Did America succeed in Iraq?

Will this new wave of violence reignite a serious civil strife? Who knows really. But from a US perspective, after the 2003-2011 occupation, leaving behind an unstable and potentially ungovernable country should be a source of serious concern. And yet I have not noticed such concern when President Obama announced major defense spending cuts a few days ago in a Pentagon speech.

Mission not accomplished

On the contrary, we are told that, because we no longer need troops in Iraq as the country is happily taking care of its own business, we can cut defense spending –and this includes all the extra soldiers that were recruited to carry on the Iraq operation. While Pentagon planners may very well have elaborated (at least I hope so) contingencies to deal with a sudden crisis in Iraq, the official line about defense cuts because we are now at peace runs against the facts. No, Iraq is not really at peace. And, on account of this elementary fact, the end of the Iraq campaign cannot be called a success. Even for president Obama, “Mission is not accomplished“.

A stable Iraq is worth a lot more than killing Osama bin Laden

Incidentally, the notion that Obama is tough in foreign and security policy because US drones have killed a number of Taliban in Pakistan and because US special ops troops finally nabbed Osama bin Laden, is a bit silly. Sure enough, killing bin Laden was a good thing. But this is not 2001. In 2011, killing Osama was a tactical victory in a secondary front. Dismantling al Qaeda is important. But keeping Iraq together and away from Iranian influence is 100 times more important.

Iran threatening to close the Straits of Hormuz

By the same token, it is of no comfort to hear General Martin Dempsey, the Chairman of the Joint Chief, state publicly that, yes, Iran has the capability to block the Straits of Hormuz through which so much of the world oil supplies transit every day. True enough, Dempsey also said that the US has the capability to reopen the Straits.

But the world leading military power should be in a strong enough position to make it clear to everybody that the Straits are totally and completely safe because they are under the protection of US forces. Mighty America should be able to openly say to Iran that there would be incalculable and irreparable damage to their country is they even try to block the Straits. Whereas, looking at these somewhat timid public pronouncements, it is not clear that the US believes that it has enough resources and demonstrable guts to deter Iran from doing something so stupid.

Can America deter Iran?

Indeed, the very fact that we are even discussing the contingency of an obstruction caused by Iran’s hostile actions means that the US national security leadership is not so sure of the deterrent value of its forces in theatre and beyond. And the same wavering leaders now tell us that it is time to cut down our forces because the world is at peace. Somehow, I do not trust the strength of their analysis.

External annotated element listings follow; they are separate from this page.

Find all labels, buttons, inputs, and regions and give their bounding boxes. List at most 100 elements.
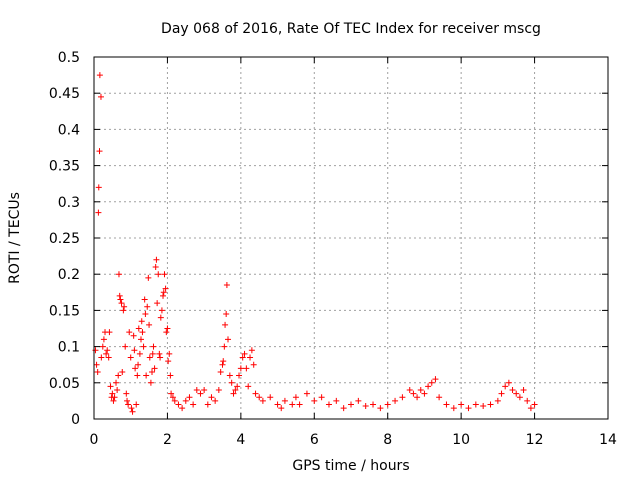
data-point [144, 303, 151, 310]
data-point [95, 209, 102, 216]
data-point [115, 372, 122, 379]
data-point [120, 307, 127, 314]
y-tick-label: 0.05 [49, 376, 80, 392]
data-point [281, 397, 288, 404]
y-tick-label: 0.45 [49, 86, 80, 102]
data-point [186, 394, 193, 401]
data-point [230, 390, 237, 397]
data-point [505, 379, 512, 386]
data-point [465, 405, 472, 412]
data-point [259, 397, 266, 404]
data-point [126, 329, 133, 336]
data-point [348, 401, 354, 408]
x-tick-label: 14 [599, 432, 617, 448]
data-point [252, 390, 259, 397]
data-point [136, 350, 143, 357]
data-point [134, 372, 141, 379]
data-point [223, 282, 230, 289]
x-tick-label: 8 [383, 432, 392, 448]
data-point [133, 401, 140, 408]
data-point [140, 343, 147, 350]
data-point [99, 343, 106, 350]
y-axis-label: ROTI / TECUs [7, 192, 23, 284]
data-point [443, 401, 450, 408]
data-point [425, 383, 432, 390]
data-point [155, 271, 162, 278]
data-point [152, 263, 159, 270]
data-point [384, 401, 391, 408]
y-tick-label: 0.25 [49, 231, 80, 247]
data-point [234, 383, 241, 390]
data-point [432, 376, 439, 383]
data-point [458, 401, 465, 408]
data-point [513, 390, 520, 397]
data-point [237, 365, 244, 372]
data-point [124, 397, 131, 404]
data-point [135, 325, 142, 332]
data-point [311, 397, 318, 404]
data-point [139, 329, 146, 336]
x-tick-label: 6 [310, 432, 319, 448]
data-point [296, 401, 303, 408]
data-point [392, 397, 399, 404]
data-point [94, 368, 101, 375]
data-point [146, 321, 153, 328]
data-point [121, 303, 128, 310]
data-point [472, 401, 479, 408]
data-point [215, 387, 222, 394]
data-point [243, 365, 250, 372]
data-point [527, 405, 534, 412]
data-point [167, 372, 174, 379]
data-point [516, 394, 523, 401]
data-point [154, 300, 161, 307]
data-point [208, 394, 215, 401]
data-point [221, 343, 228, 350]
data-point [116, 292, 123, 299]
data-point [225, 336, 232, 343]
data-point [362, 402, 369, 409]
data-point [524, 397, 531, 404]
y-tick-label: 0.15 [49, 303, 80, 319]
data-point [130, 332, 137, 339]
data-point [370, 401, 377, 408]
data-point [222, 321, 229, 328]
data-point [105, 354, 112, 361]
data-point [162, 285, 169, 292]
data-point [138, 318, 145, 325]
data-point [204, 401, 211, 408]
data-point [212, 397, 219, 404]
grid-lines [94, 57, 608, 419]
x-tick-label: 12 [526, 432, 544, 448]
data-point [171, 397, 178, 404]
data-point [158, 307, 165, 314]
data-point [223, 311, 230, 318]
data-point [168, 390, 175, 397]
data-point [93, 361, 100, 368]
data-point [201, 387, 208, 394]
data-point [145, 274, 152, 281]
data-point [247, 354, 254, 361]
y-tick-label: 0.35 [49, 159, 80, 175]
data-point [129, 408, 136, 415]
data-point [107, 383, 114, 390]
data-point [119, 368, 126, 375]
x-tick-label: 2 [163, 432, 172, 448]
data-point [267, 394, 274, 401]
data-point [355, 397, 362, 404]
data-point [179, 405, 186, 412]
data-point [157, 314, 164, 321]
data-point [125, 401, 132, 408]
data-point [146, 354, 153, 361]
data-point [122, 343, 129, 350]
data-point [131, 347, 138, 354]
data-point [95, 184, 102, 191]
data-point [96, 148, 103, 155]
x-tick-label: 0 [90, 432, 99, 448]
data-point [421, 390, 428, 397]
data-point [182, 397, 189, 404]
data-point [193, 387, 200, 394]
data-point [147, 379, 154, 386]
x-axis-tick-labels: 0 2 4 6 8 10 12 14 [90, 432, 617, 448]
data-point [219, 361, 226, 368]
data-point [161, 271, 168, 278]
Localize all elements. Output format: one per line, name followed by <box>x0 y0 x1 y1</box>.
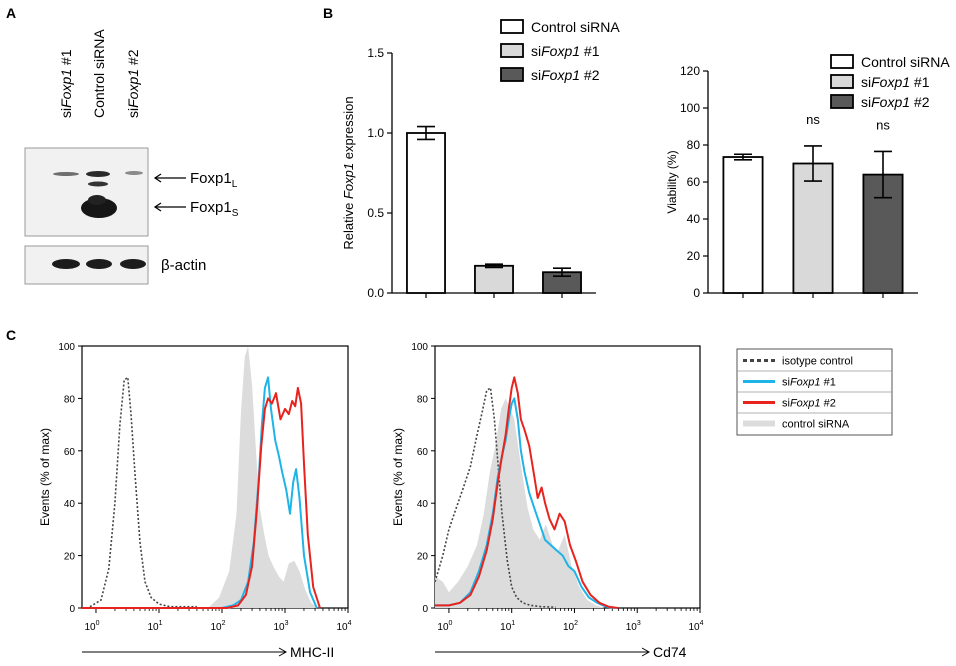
x-tick-label: 100 <box>84 620 99 633</box>
panel-label-b: B <box>323 5 333 21</box>
y-axis-label: Events (% of max) <box>391 428 405 526</box>
y-tick-label: 20 <box>417 552 429 563</box>
band-mid-lane2 <box>88 181 108 187</box>
panel-label-c: C <box>6 327 16 343</box>
legend-swatch-1 <box>500 19 524 34</box>
y-tick-label: 20 <box>64 552 76 563</box>
plot-frame <box>81 345 349 609</box>
legend-label-4: control siRNA <box>782 419 850 431</box>
lane-label-1: siFoxp1 #1 <box>58 49 74 118</box>
y-tick-label: 1.5 <box>367 46 384 60</box>
legend-label-2: siFoxp1 #1 <box>861 74 930 90</box>
series-sifoxp1-2 <box>435 376 619 609</box>
y-tick-label: 0 <box>422 604 428 615</box>
series-isotype-control <box>434 386 556 608</box>
y-tick-label: 1.0 <box>367 126 384 140</box>
band-actin-lane1 <box>52 259 80 269</box>
blot-membrane <box>24 147 149 237</box>
y-tick-label: 60 <box>687 175 701 189</box>
legend-label-2: siFoxp1 #1 <box>782 377 836 389</box>
y-tick-label: 80 <box>417 394 429 405</box>
y-tick-label: 60 <box>417 447 429 458</box>
y-tick-label: 20 <box>687 249 701 263</box>
legend-label-3: siFoxp1 #2 <box>782 398 836 410</box>
annotation-3: ns <box>876 117 890 132</box>
bar-1 <box>406 132 446 294</box>
legend-label-1: Control siRNA <box>531 19 620 35</box>
legend-swatch-1 <box>830 54 854 69</box>
x-tick-label: 104 <box>336 620 351 633</box>
lane-labels: siFoxp1 #1 Control siRNA siFoxp1 #2 <box>58 29 141 118</box>
legend-label-3: siFoxp1 #2 <box>861 94 930 110</box>
series-sifoxp1-2 <box>82 386 321 609</box>
y-tick-label: 0.0 <box>367 286 384 300</box>
panel-label-a: A <box>6 5 16 21</box>
band-label-foxp1l: Foxp1L <box>190 170 238 190</box>
band-foxp1l-lane3 <box>125 171 143 175</box>
y-tick-label: 0 <box>69 604 75 615</box>
lane-label-3: siFoxp1 #2 <box>125 49 141 118</box>
x-tick-label: 102 <box>563 620 578 633</box>
x-tick-label: 103 <box>273 620 288 633</box>
band-foxp1s-lane2-top <box>88 195 106 205</box>
y-tick-label: 40 <box>417 499 429 510</box>
annotation-2: ns <box>806 112 820 127</box>
x-axis-label: MHC-II <box>290 644 334 660</box>
x-tick-label: 102 <box>210 620 225 633</box>
y-tick-label: 80 <box>64 394 76 405</box>
y-axis-label: Events (% of max) <box>38 428 52 526</box>
legend-swatch-2 <box>500 43 524 58</box>
band-label-actin: β-actin <box>161 257 206 274</box>
flow-legend: isotype control siFoxp1 #1 siFoxp1 #2 contr… <box>736 348 893 436</box>
legend-swatch-3 <box>500 67 524 82</box>
x-tick-label: 100 <box>437 620 452 633</box>
y-tick-label: 0.5 <box>367 206 384 220</box>
lane-label-2: Control siRNA <box>91 29 107 118</box>
bar-2 <box>792 162 834 294</box>
western-blot: siFoxp1 #1 Control siRNA siFoxp1 #2 Foxp1L… <box>24 29 239 285</box>
bar-chart-expression: 0.0 0.5 1.0 1.5 Relative Foxp1 expression Con… <box>341 19 620 300</box>
series-sifoxp1-1 <box>435 397 616 609</box>
band-foxp1l-lane2 <box>86 171 110 177</box>
y-tick-label: 80 <box>687 138 701 152</box>
bar-chart-viability: 0 20 40 60 80 100 120 ns ns Viability (%) Control … <box>665 54 950 300</box>
y-tick-label: 0 <box>693 286 700 300</box>
series-control-sirna <box>208 346 318 608</box>
series-sifoxp1-1 <box>82 376 318 609</box>
y-tick-label: 100 <box>58 342 75 353</box>
x-tick-label: 103 <box>626 620 641 633</box>
x-tick-label: 101 <box>500 620 515 633</box>
x-axis-arrowhead <box>641 647 651 657</box>
y-tick-label: 100 <box>411 342 428 353</box>
y-axis-label: Viability (%) <box>665 150 679 213</box>
legend-label-2: siFoxp1 #1 <box>531 43 600 59</box>
x-tick-label: 101 <box>147 620 162 633</box>
bar-1 <box>722 156 764 294</box>
x-axis-label: Cd74 <box>653 644 687 660</box>
legend-label-3: siFoxp1 #2 <box>531 67 600 83</box>
legend-swatch-2 <box>830 74 854 89</box>
series-isotype-control <box>89 375 197 608</box>
legend-label-1: Control siRNA <box>861 54 950 70</box>
legend-label-1: isotype control <box>782 356 853 368</box>
legend-swatch-control-sirna <box>743 420 775 427</box>
y-tick-label: 100 <box>680 101 700 115</box>
y-tick-label: 40 <box>687 212 701 226</box>
band-foxp1l-lane1 <box>53 172 79 176</box>
y-axis-label: Relative Foxp1 expression <box>341 96 356 249</box>
y-tick-label: 120 <box>680 64 700 78</box>
band-actin-lane2 <box>86 259 112 269</box>
x-tick-label: 104 <box>688 620 703 633</box>
bar-2 <box>474 264 514 294</box>
band-actin-lane3 <box>120 259 146 269</box>
x-axis-arrowhead <box>278 647 288 657</box>
legend-swatch-3 <box>830 94 854 109</box>
y-tick-label: 60 <box>64 447 76 458</box>
y-tick-label: 40 <box>64 499 76 510</box>
band-label-foxp1s: Foxp1S <box>190 199 239 219</box>
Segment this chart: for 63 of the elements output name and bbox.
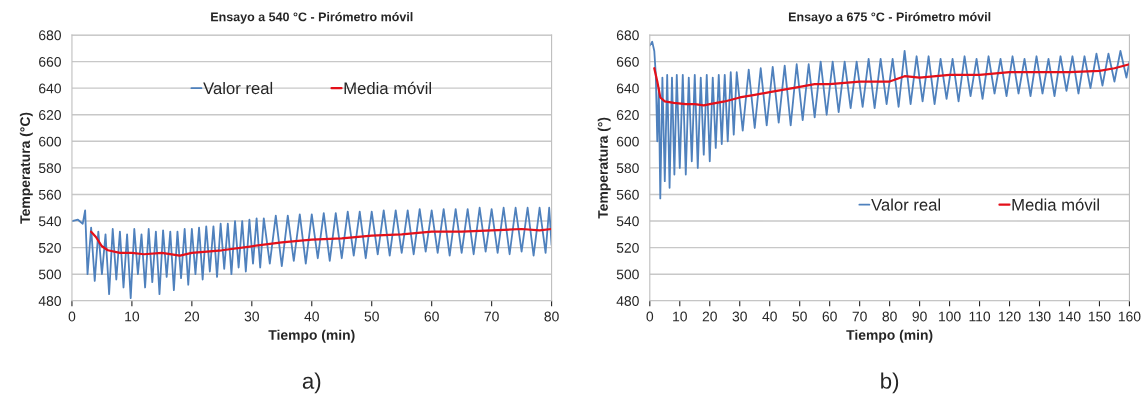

Is America determined to protect its vital interests?

As the Romans stated long time ago: “Si vis pacem, para bellum“, “If you want peace, get ready for war“. Indeed, the essence of deterrence is to impress upon the bad guys that they should not even think about it, let alone try. Even discussing what we are going to do after the Iranians have obstructed the energy life line on which half the world depends is not part of good deterrence.

Looking ahead, if this administration determination is questionable today, with a larger amount of forces at its disposal, I am afraid (assuming a second term for president Obama) that when they will have a smaller force at hand their willingness to aggressively defend US interests around the world will be even less pronounced.